Молния сверкнула ближе, и гром был уже с грохотом, страшнее молнии. И потом он становился все сердитее и угрюмее, а молнии длиннее и ослепительнее. Уже не разжигали-поджигали, а сверкала электросварка: небо разрезали! Черной, и лиловой, и сизой была туча, а из глубины ее, из тьмы-тьмущей, глядели чьи-то глаза… Не безумца ли, разрезавшего небо? Искривляясь, туча проходила мимо; сила, противостоявшая ей, одолевала, но в ударах грома все еще слышалось: стр-рах! стр-рах! В конце коридора снова плач сдавленный: словно душа чья-то потерявшаяся, бесприютная бродила в больнице, не находя себе места ни на одном из трех ее этажей.
Мимо нашей палаты пробежали шаги, и я не узнал голос медсестры – хриплый, срывающийся, и казалось, что сейчас закричат басом. Леша-Вася, посеревший, совсем без лица, попятился к своей койке и лег, свернувшись калачиком, потом опрокинулся навзничь, опять калачиком… Нервозность и у меня, беспокойство и чувство, похожее на страх, не нахожу себе места.

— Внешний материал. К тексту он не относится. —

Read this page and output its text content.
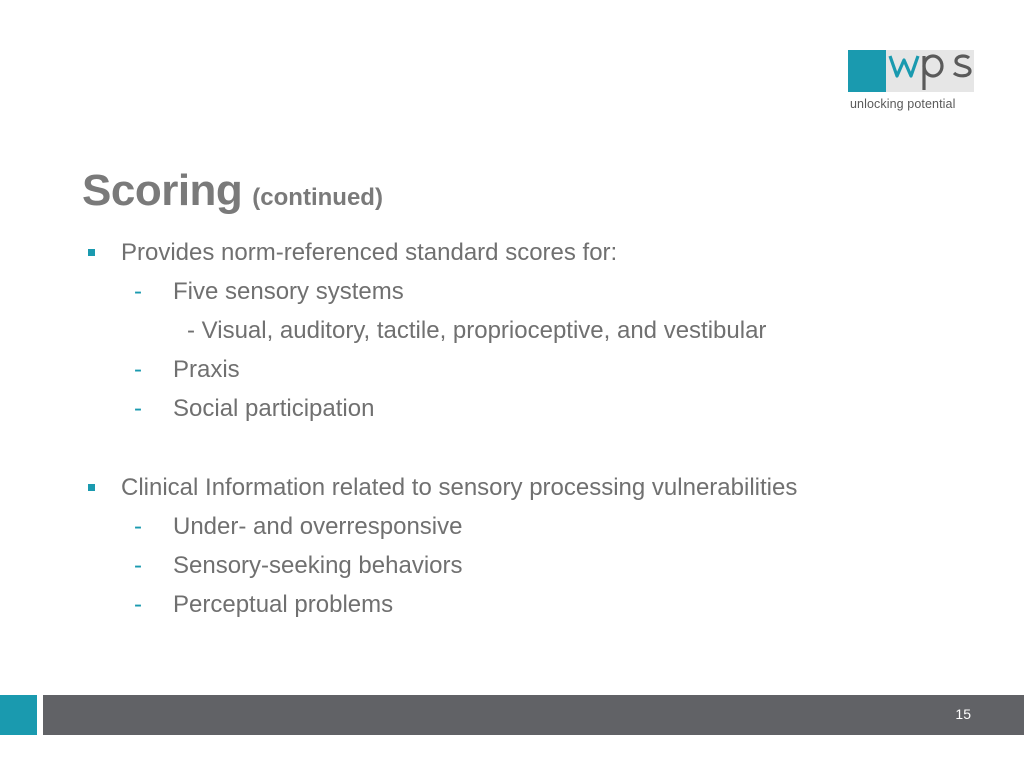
unlocking potential
Scoring (continued)
Provides norm-referenced standard scores for:
- Five sensory systems
- Visual, auditory, tactile, proprioceptive, and vestibular
- Praxis
- Social participation
Clinical Information related to sensory processing vulnerabilities
- Under- and overresponsive
- Sensory-seeking behaviors
- Perceptual problems
15
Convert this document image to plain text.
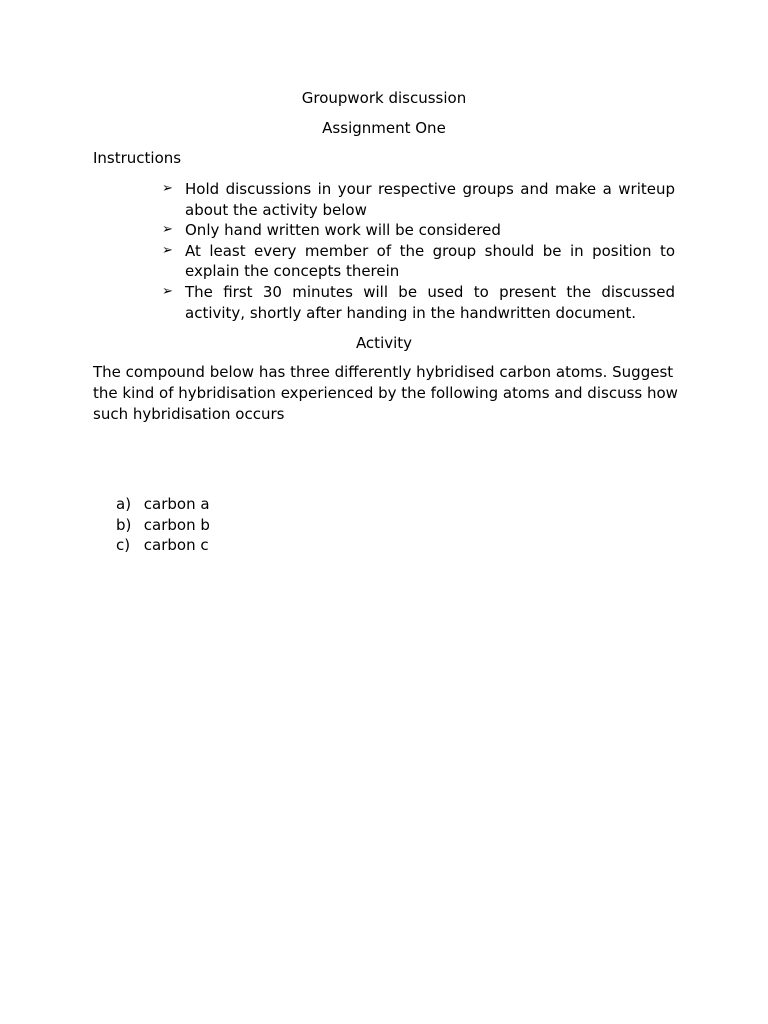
Groupwork discussion
Assignment One
Instructions
➢ Hold discussions in your respective groups and make a writeup about the activity below
➢ Only hand written work will be considered
➢ At least every member of the group should be in position to explain the concepts therein
➢ The first 30 minutes will be used to present the discussed activity, shortly after handing in the handwritten document.
Activity
The compound below has three differently hybridised carbon atoms. Suggest the kind of hybridisation experienced by the following atoms and discuss how such hybridisation occurs
a) carbon a
b) carbon b
c) carbon c
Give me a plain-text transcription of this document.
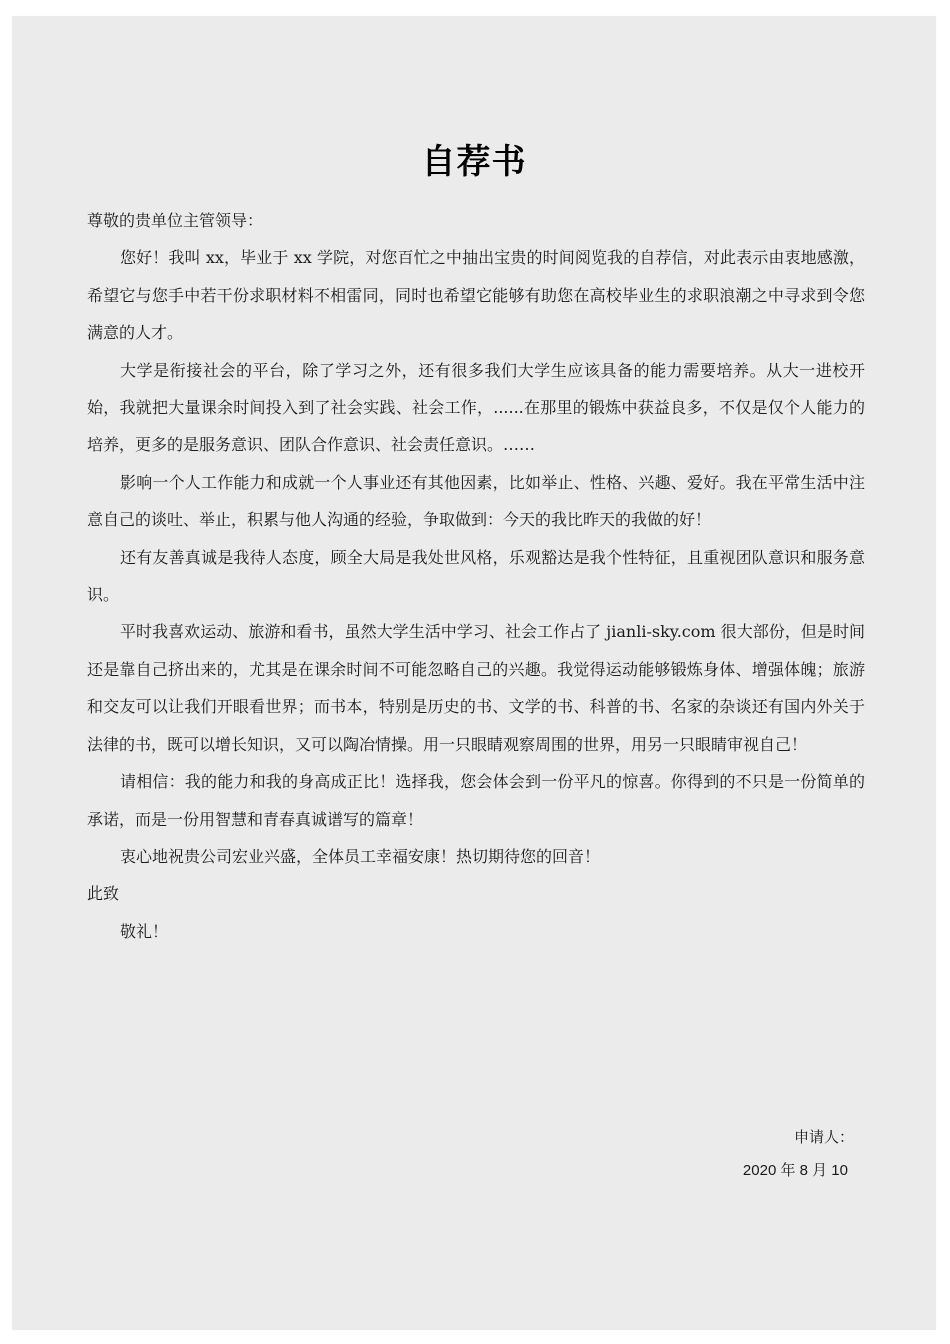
自荐书

尊敬的贵单位主管领导：

您好！我叫 xx，毕业于 xx 学院，对您百忙之中抽出宝贵的时间阅览我的自荐信，对此表示由衷地感激，希望它与您手中若干份求职材料不相雷同，同时也希望它能够有助您在高校毕业生的求职浪潮之中寻求到令您满意的人才。

大学是衔接社会的平台，除了学习之外，还有很多我们大学生应该具备的能力需要培养。从大一进校开始，我就把大量课余时间投入到了社会实践、社会工作，......在那里的锻炼中获益良多，不仅是仅个人能力的培养，更多的是服务意识、团队合作意识、社会责任意识。……

影响一个人工作能力和成就一个人事业还有其他因素，比如举止、性格、兴趣、爱好。我在平常生活中注意自己的谈吐、举止，积累与他人沟通的经验，争取做到：今天的我比昨天的我做的好！

还有友善真诚是我待人态度，顾全大局是我处世风格，乐观豁达是我个性特征，且重视团队意识和服务意识。

平时我喜欢运动、旅游和看书，虽然大学生活中学习、社会工作占了 jianli-sky.com 很大部份，但是时间还是靠自己挤出来的，尤其是在课余时间不可能忽略自己的兴趣。我觉得运动能够锻炼身体、增强体魄；旅游和交友可以让我们开眼看世界；而书本，特别是历史的书、文学的书、科普的书、名家的杂谈还有国内外关于法律的书，既可以增长知识，又可以陶冶情操。用一只眼睛观察周围的世界，用另一只眼睛审视自己！

请相信：我的能力和我的身高成正比！选择我，您会体会到一份平凡的惊喜。你得到的不只是一份简单的承诺，而是一份用智慧和青春真诚谱写的篇章！

衷心地祝贵公司宏业兴盛，全体员工幸福安康！热切期待您的回音！

此致

敬礼！

申请人：
2020 年 8 月 10
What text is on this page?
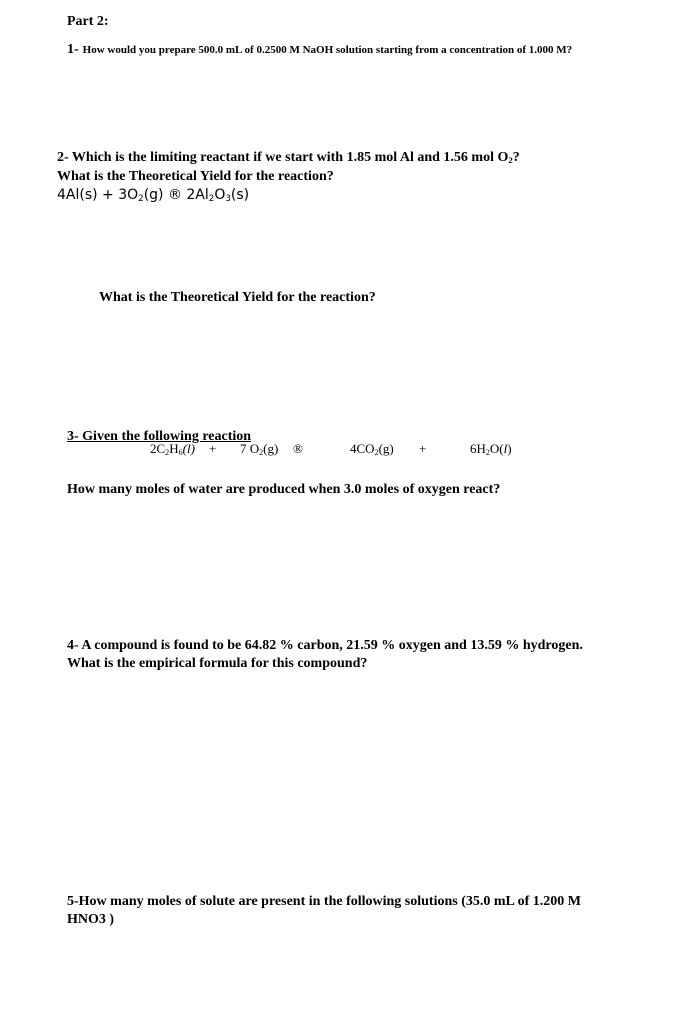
Part 2:
1- How would you prepare 500.0 mL of 0.2500 M NaOH solution starting from a concentration of 1.000 M?
2- Which is the limiting reactant if we start with 1.85 mol Al and 1.56 mol $O_2$?
What is the Theoretical Yield for the reaction?
$4Al(s) + 3O_2(g)$ ® $2Al_2O_3(s)$
What is the Theoretical Yield for the reaction?
3- Given the following reaction
$2C_2H_6(l) + 7$ $O_2(g)$ ®	$4CO_2(g)$ +	$6H_2O(l)$
How many moles of water are produced when 3.0 moles of oxygen react?
4- A compound is found to be 64.82 % carbon, 21.59 % oxygen and 13.59 % hydrogen.
What is the empirical formula for this compound?
5-How many moles of solute are present in the following solutions (35.0 mL of 1.200 M
HNO3 )
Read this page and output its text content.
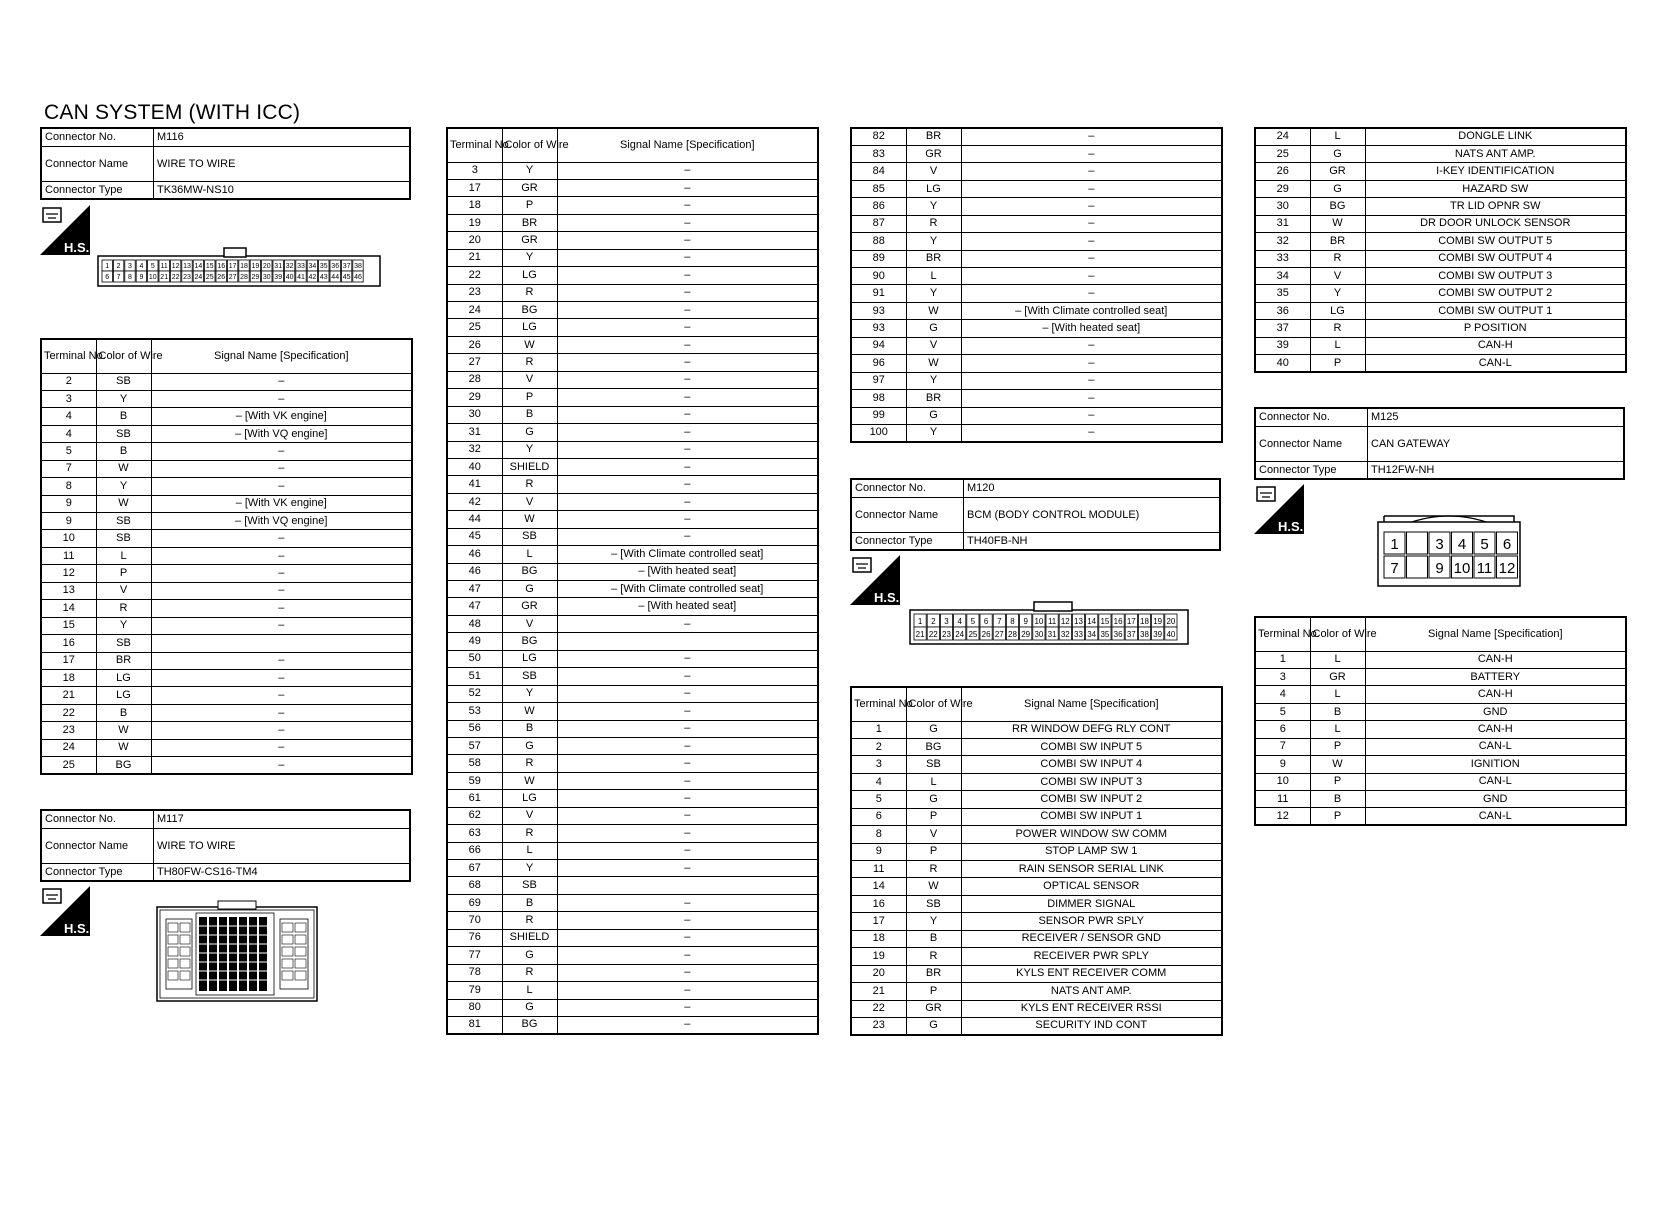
CAN SYSTEM (WITH ICC)
Connector No.	M116
Connector Name	WIRE TO WIRE
Connector Type	TK36MW-NS10
H.S.
1 2 3 4 5 11 12 13 14 15 16 17 18 19 20 31 32 33 34 35 36 37 38
6 7 8 9 10 21 22 23 24 25 26 27 28 29 30 39 40 41 42 43 44 45 46
Terminal No.	Color of Wire	Signal Name [Specification]
2	SB	–
3	Y	–
4	B	– [With VK engine]
4	SB	– [With VQ engine]
5	B	–
7	W	–
8	Y	–
9	W	– [With VK engine]
9	SB	– [With VQ engine]
10	SB	–
11	L	–
12	P	–
13	V	–
14	R	–
15	Y	–
16	SB	
17	BR	–
18	LG	–
21	LG	–
22	B	–
23	W	–
24	W	–
25	BG	–
Connector No.	M117
Connector Name	WIRE TO WIRE
Connector Type	TH80FW-CS16-TM4
H.S.
Terminal No.	Color of Wire	Signal Name [Specification]
3	Y	–
17	GR	–
18	P	–
19	BR	–
20	GR	–
21	Y	–
22	LG	–
23	R	–
24	BG	–
25	LG	–
26	W	–
27	R	–
28	V	–
29	P	–
30	B	–
31	G	–
32	Y	–
40	SHIELD	–
41	R	–
42	V	–
44	W	–
45	SB	–
46	L	– [With Climate controlled seat]
46	BG	– [With heated seat]
47	G	– [With Climate controlled seat]
47	GR	– [With heated seat]
48	V	–
49	BG	
50	LG	–
51	SB	–
52	Y	–
53	W	–
56	B	–
57	G	–
58	R	–
59	W	–
61	LG	–
62	V	–
63	R	–
66	L	–
67	Y	–
68	SB	
69	B	–
70	R	–
76	SHIELD	–
77	G	–
78	R	–
79	L	–
80	G	–
81	BG	–
82	BR	–
83	GR	–
84	V	–
85	LG	–
86	Y	–
87	R	–
88	Y	–
89	BR	–
90	L	–
91	Y	–
93	W	– [With Climate controlled seat]
93	G	– [With heated seat]
94	V	–
96	W	–
97	Y	–
98	BR	–
99	G	–
100	Y	–
Connector No.	M120
Connector Name	BCM (BODY CONTROL MODULE)
Connector Type	TH40FB-NH
H.S.
1 2 3 4 5 6 7 8 9 10 11 12 13 14 15 16 17 18 19 20
21 22 23 24 25 26 27 28 29 30 31 32 33 34 35 36 37 38 39 40
Terminal No.	Color of Wire	Signal Name [Specification]
1	G	RR WINDOW DEFG RLY CONT
2	BG	COMBI SW INPUT 5
3	SB	COMBI SW INPUT 4
4	L	COMBI SW INPUT 3
5	G	COMBI SW INPUT 2
6	P	COMBI SW INPUT 1
8	V	POWER WINDOW SW COMM
9	P	STOP LAMP SW 1
11	R	RAIN SENSOR SERIAL LINK
14	W	OPTICAL SENSOR
16	SB	DIMMER SIGNAL
17	Y	SENSOR PWR SPLY
18	B	RECEIVER / SENSOR GND
19	R	RECEIVER PWR SPLY
20	BR	KYLS ENT RECEIVER COMM
21	P	NATS ANT AMP.
22	GR	KYLS ENT RECEIVER RSSI
23	G	SECURITY IND CONT
24	L	DONGLE LINK
25	G	NATS ANT AMP.
26	GR	I-KEY IDENTIFICATION
29	G	HAZARD SW
30	BG	TR LID OPNR SW
31	W	DR DOOR UNLOCK SENSOR
32	BR	COMBI SW OUTPUT 5
33	R	COMBI SW OUTPUT 4
34	V	COMBI SW OUTPUT 3
35	Y	COMBI SW OUTPUT 2
36	LG	COMBI SW OUTPUT 1
37	R	P POSITION
39	L	CAN-H
40	P	CAN-L
Connector No.	M125
Connector Name	CAN GATEWAY
Connector Type	TH12FW-NH
H.S.
1 3 4 5 6
7 9 10 11 12
Terminal No.	Color of Wire	Signal Name [Specification]
1	L	CAN-H
3	GR	BATTERY
4	L	CAN-H
5	B	GND
6	L	CAN-H
7	P	CAN-L
9	W	IGNITION
10	P	CAN-L
11	B	GND
12	P	CAN-L
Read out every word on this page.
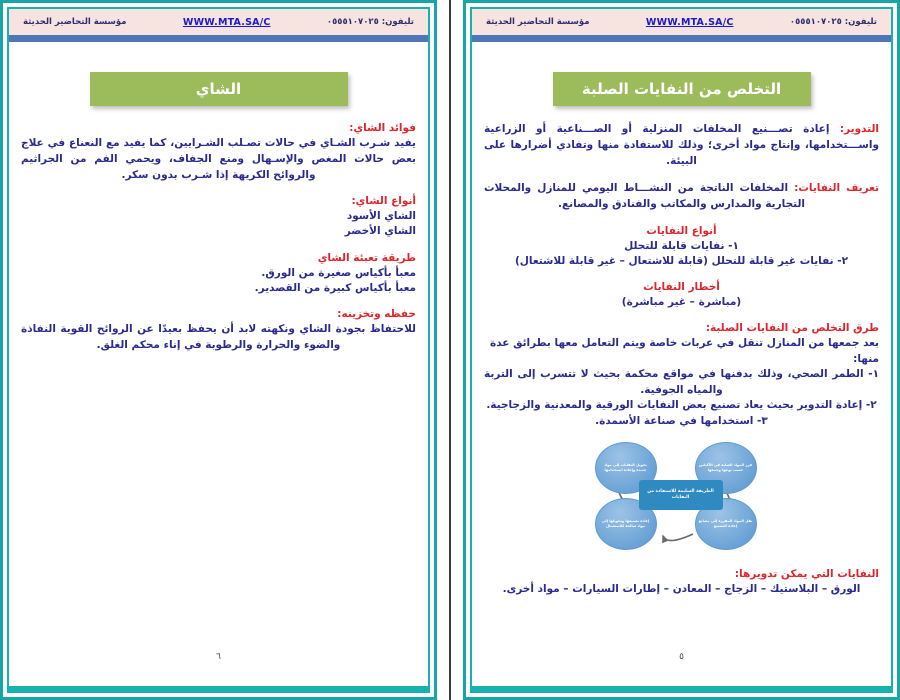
مؤسسة التحاضير الحديثة	WWW.MTA.SA/C	تليفون: ٠٥٥٥١٠٧٠٢٥
الشاي

فوائد الشاي:

يفيد شـرب الشـاي في حالات تصـلب الشـرايين، كما يفيد مع النعناع في علاج بعض حالات المغص والإسـهال ومنع الجفاف، ويحمي الفم من الجراثيم والروائح الكريهة إذا شـرب بدون سكر.

أنواع الشاي:

الشاي الأسود

الشاي الأخضر

طريقة تعبئة الشاي

معبأ بأكياس صغيرة من الورق.

معبأ بأكياس كبيرة من القصدير.

حفظه وتخزينه:

للاحتفاظ بجودة الشاي ونكهته لابد أن يحفظ بعيدًا عن الروائح القوية النفاذة والضوء والحرارة والرطوبة في إناء محكم الغلق.

٦
مؤسسة التحاضير الحديثة	WWW.MTA.SA/C	تليفون: ٠٥٥٥١٠٧٠٢٥
التخلص من النفايات الصلبة

التدوير: إعادة تصـــنيع المخلفات المنزلية أو الصـــناعية أو الزراعية واســـتخدامها، وإنتاج مواد أخرى؛ وذلك للاستفادة منها وتفادي أضرارها على البيئة.

تعريف النفايات: المخلفات الناتجة من النشـــاط اليومي للمنازل والمحلات التجارية والمدارس والمكاتب والفنادق والمصانع.

أنواع النفايات

١- نفايات قابلة للتحلل

٢- نفايات غير قابلة للتحلل (قابلة للاشتعال – غير قابلة للاشتعال)

أخطار النفايات

(مباشرة – غير مباشرة)

طرق التخلص من النفايات الصلبة:

بعد جمعها من المنازل تنقل في عربات خاصة ويتم التعامل معها بطرائق عدة منها:

١- الطمر الصحي، وذلك بدفنها في مواقع محكمة بحيث لا تتسرب إلى التربة والمياه الجوفية.
٢- إعادة التدوير بحيث يعاد تصنيع بعض النفايات الورقية والمعدنية والزجاجية.
٣- استخدامها في صناعة الأسمدة.
١
فرز المواد الصلبة في الأكياس حسب نوعها وجمعها
نقل المواد المفرزة إلى مصانع إعادة التصنيع
٣
إعادة تصنيعها وتحويلها إلى مواد صالحة للاستعمال
٤
تحويل النفايات إلى مواد جديدة وإعادة استخدامها
الطريقة السليمة للاستفادة من النفايات

النفايات التي يمكن تدويرها:

الورق – البلاستيك – الزجاج – المعادن – إطارات السيارات – مواد أخرى.

٥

Один только Егорушка все так же уныло искал поджигателей под койками и спрашивал плаксиво о человеках мира: кто они и с добром ли на Земле?
Ожидали грозу и ливень, но поднялся ветер и такой вихрь с пылью, что потом находили на земле мертвых птиц. Туча свалилась, оставив после себя запах дождя, не пролившегося на страждущих.
Лежа на койке, Леша-Вася скрестил руки на груди и закрыл глаза, показывая всем видом своим, что он мертвец и в гробу; поднял большой палец – свеча… И действительно, на рассвете в соседней палате умер человек: всклокоченный старичок, похожий на колдуна, в круглых очках.
Говорили, что перед смертью он всю ночь свистяще дышал, вскрикивал и грозил в темноту кому-то сухим желтым кулачком, потом плакал… Так и в морг его увезли – в очках круглых, светившихся, как глаза, и со слезами.
– Ему, может, и лучше, что помер, – философски отнеслись в нашей палате к случившемуся. – Отмаялся. Не хотелось бы так умереть – ненавидя, проклиная… Аптекарем он был.
Когда все, во что верил и ради чего жил, рушится, а ты измучен и не можешь ни приспособиться-измениться, ни вообще сохраниться, – когда душа остановилась, немеет и не знает, зачем она на свете, то тяжело быть живым. Снятся закаты, вечерние воды тихие, птицы в небе с кликами прощальными… И ищешь уединения, покоя. Родственник одного из моих дальневосточных знакомых был лесником в Подмосковье, и я после больницы поселился в Лосинском лесу, в одинокой сторожке, брошенной еще до перестройки, в конце застоя.
Уже чувствовалась осень, однако лето еще пересиливало, особенно в такие, как теперь, солнечные дни. У семейки берез около сторожки листья желтели по-осеннему, но по-летнему были теплые; среди опавших были и не березовые, багряные, ветрами занесенные.